Snipes handed over a series of translator parts—at least half of which I was sure came from Reginald more than a year ago.
19 gave me a sidelong glance, then a playful wink. “Better make it quick,” she said. Then all five bots left in a hurry. 19 hadn’t been waiting in line; she was tagging along with them.
“What was that all about?” I asked Snipes.
“Shit if I know. From the sound of it, 19 is about to take them across the Sea. But who the hell cares where. You here for some business?”
“Yeah.”
Snipes looked both ways. “You know I don’t do no buying out in the Square.”
“I know. I’m in the market.”
He motioned over the blanket. “What you see is what you get. I’ve got nothing for a Comfort like you.”
“I’m a Caregiver, not a Comfort model.”
“Same difference. The parts are almost the same.”
“Almost. But not quite. I was hoping you might have something in your rainy-day stash.”
Snipes puzzled over me for a few seconds. “Rainy day? You don’t want to be paying those premium prices for anything unless you’re shipping out of NIKE for good . . . or it’s your rainy day.”
“It’s my rainy day.”
“Shit. How bad?”
“I don’t know how many times I can have this conversation in one day.”
“Does Mercer know?”
“Yep.”
He paused. “Well, shit.
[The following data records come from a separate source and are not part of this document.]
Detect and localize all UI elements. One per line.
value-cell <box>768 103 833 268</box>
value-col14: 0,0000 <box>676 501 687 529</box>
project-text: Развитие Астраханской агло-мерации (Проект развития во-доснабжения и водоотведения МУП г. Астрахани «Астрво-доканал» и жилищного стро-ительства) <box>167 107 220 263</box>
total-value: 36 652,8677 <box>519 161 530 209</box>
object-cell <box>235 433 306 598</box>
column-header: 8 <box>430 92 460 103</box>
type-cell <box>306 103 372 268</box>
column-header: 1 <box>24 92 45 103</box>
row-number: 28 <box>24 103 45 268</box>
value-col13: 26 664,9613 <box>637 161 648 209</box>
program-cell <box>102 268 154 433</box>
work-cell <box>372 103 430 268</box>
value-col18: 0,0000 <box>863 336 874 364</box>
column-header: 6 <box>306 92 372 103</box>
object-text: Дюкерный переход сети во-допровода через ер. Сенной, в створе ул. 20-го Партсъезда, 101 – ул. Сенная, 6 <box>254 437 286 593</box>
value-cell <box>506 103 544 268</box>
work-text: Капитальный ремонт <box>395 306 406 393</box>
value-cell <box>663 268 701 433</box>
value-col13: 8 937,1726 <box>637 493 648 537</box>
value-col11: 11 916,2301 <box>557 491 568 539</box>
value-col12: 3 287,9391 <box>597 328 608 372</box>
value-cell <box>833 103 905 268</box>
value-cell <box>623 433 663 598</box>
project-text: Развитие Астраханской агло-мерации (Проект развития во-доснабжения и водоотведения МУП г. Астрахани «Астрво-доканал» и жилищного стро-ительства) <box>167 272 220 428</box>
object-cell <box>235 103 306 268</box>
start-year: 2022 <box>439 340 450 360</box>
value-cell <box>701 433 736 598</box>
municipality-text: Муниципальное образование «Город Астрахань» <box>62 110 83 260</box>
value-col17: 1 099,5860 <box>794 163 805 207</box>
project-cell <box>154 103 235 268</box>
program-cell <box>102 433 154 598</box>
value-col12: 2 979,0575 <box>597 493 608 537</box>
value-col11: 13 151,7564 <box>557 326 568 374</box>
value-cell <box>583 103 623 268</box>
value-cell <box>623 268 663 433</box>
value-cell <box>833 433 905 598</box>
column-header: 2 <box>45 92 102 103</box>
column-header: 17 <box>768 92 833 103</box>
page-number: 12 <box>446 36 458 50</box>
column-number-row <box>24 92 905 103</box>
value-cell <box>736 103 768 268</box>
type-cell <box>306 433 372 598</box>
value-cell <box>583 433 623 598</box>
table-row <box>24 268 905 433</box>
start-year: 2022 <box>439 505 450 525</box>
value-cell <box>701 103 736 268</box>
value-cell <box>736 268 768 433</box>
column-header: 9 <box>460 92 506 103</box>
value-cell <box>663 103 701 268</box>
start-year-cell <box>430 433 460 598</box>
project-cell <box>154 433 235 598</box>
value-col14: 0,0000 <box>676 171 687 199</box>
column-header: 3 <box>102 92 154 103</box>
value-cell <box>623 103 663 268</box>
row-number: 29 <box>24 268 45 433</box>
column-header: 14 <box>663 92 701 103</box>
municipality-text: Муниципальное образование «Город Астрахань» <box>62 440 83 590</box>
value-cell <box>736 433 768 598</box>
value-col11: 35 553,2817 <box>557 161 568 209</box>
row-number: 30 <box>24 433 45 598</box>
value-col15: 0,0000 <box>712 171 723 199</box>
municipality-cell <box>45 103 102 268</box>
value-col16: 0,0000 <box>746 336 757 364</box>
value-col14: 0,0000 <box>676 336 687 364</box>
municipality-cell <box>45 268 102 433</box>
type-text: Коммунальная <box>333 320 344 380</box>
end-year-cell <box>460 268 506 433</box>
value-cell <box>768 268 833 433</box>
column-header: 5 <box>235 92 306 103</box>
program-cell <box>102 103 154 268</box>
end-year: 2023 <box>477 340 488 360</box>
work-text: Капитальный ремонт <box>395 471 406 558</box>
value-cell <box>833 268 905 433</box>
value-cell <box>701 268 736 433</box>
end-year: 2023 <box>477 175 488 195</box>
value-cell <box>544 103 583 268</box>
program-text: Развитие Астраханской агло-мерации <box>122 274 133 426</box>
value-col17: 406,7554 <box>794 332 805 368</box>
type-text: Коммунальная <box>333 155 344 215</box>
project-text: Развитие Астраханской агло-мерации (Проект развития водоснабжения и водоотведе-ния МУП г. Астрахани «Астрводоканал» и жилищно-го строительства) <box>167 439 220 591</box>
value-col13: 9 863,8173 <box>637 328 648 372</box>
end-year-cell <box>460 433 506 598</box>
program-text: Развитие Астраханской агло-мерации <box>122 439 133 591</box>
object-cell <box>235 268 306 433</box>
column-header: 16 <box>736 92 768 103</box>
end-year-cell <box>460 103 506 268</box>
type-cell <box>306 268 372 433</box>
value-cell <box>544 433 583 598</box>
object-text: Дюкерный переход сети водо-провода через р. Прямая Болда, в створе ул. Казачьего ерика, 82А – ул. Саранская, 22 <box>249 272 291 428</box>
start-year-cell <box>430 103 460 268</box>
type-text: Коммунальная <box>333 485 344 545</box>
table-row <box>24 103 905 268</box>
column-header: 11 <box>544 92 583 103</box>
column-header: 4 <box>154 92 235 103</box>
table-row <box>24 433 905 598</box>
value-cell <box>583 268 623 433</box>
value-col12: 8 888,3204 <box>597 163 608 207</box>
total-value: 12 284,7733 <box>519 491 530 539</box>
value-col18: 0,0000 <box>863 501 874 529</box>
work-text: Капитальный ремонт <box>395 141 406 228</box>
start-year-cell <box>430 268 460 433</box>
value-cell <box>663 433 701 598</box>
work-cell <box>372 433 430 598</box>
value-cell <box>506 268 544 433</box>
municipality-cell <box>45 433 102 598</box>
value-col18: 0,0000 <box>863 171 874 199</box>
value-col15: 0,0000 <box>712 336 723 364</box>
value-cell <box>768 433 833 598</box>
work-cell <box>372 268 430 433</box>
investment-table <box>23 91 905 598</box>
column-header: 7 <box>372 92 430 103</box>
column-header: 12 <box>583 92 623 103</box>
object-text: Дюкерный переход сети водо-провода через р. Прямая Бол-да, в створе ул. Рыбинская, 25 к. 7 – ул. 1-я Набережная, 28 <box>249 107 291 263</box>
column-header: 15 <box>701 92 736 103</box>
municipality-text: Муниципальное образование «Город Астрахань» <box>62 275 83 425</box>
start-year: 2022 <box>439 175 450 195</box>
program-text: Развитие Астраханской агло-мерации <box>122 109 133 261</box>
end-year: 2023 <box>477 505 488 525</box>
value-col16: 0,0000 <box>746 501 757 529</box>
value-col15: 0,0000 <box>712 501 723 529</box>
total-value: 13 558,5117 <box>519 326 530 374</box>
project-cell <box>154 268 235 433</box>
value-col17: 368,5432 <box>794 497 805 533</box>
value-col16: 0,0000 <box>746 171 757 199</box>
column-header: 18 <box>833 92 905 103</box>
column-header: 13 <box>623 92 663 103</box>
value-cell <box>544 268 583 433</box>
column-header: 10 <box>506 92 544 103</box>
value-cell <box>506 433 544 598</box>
Now it’s my rainy day.”
“What the hell do you mean by that?”
“My two best suppliers are about to kill each other out in the wasteland, tearing each other’s innards out a handful at a time. Maybe one of you makes it through in one piece; maybe you don’t. Either way, Snipes loses.”
“Thanks for the concern.”
“We aren’t friends, Brittle. Never were. You think I’m a backstabbing cheat, I think you’re a parasite who has convinced herself that she’s some sort of angel of mercy. And it works. I like our relationship where it is. And so did you. But things have changed.”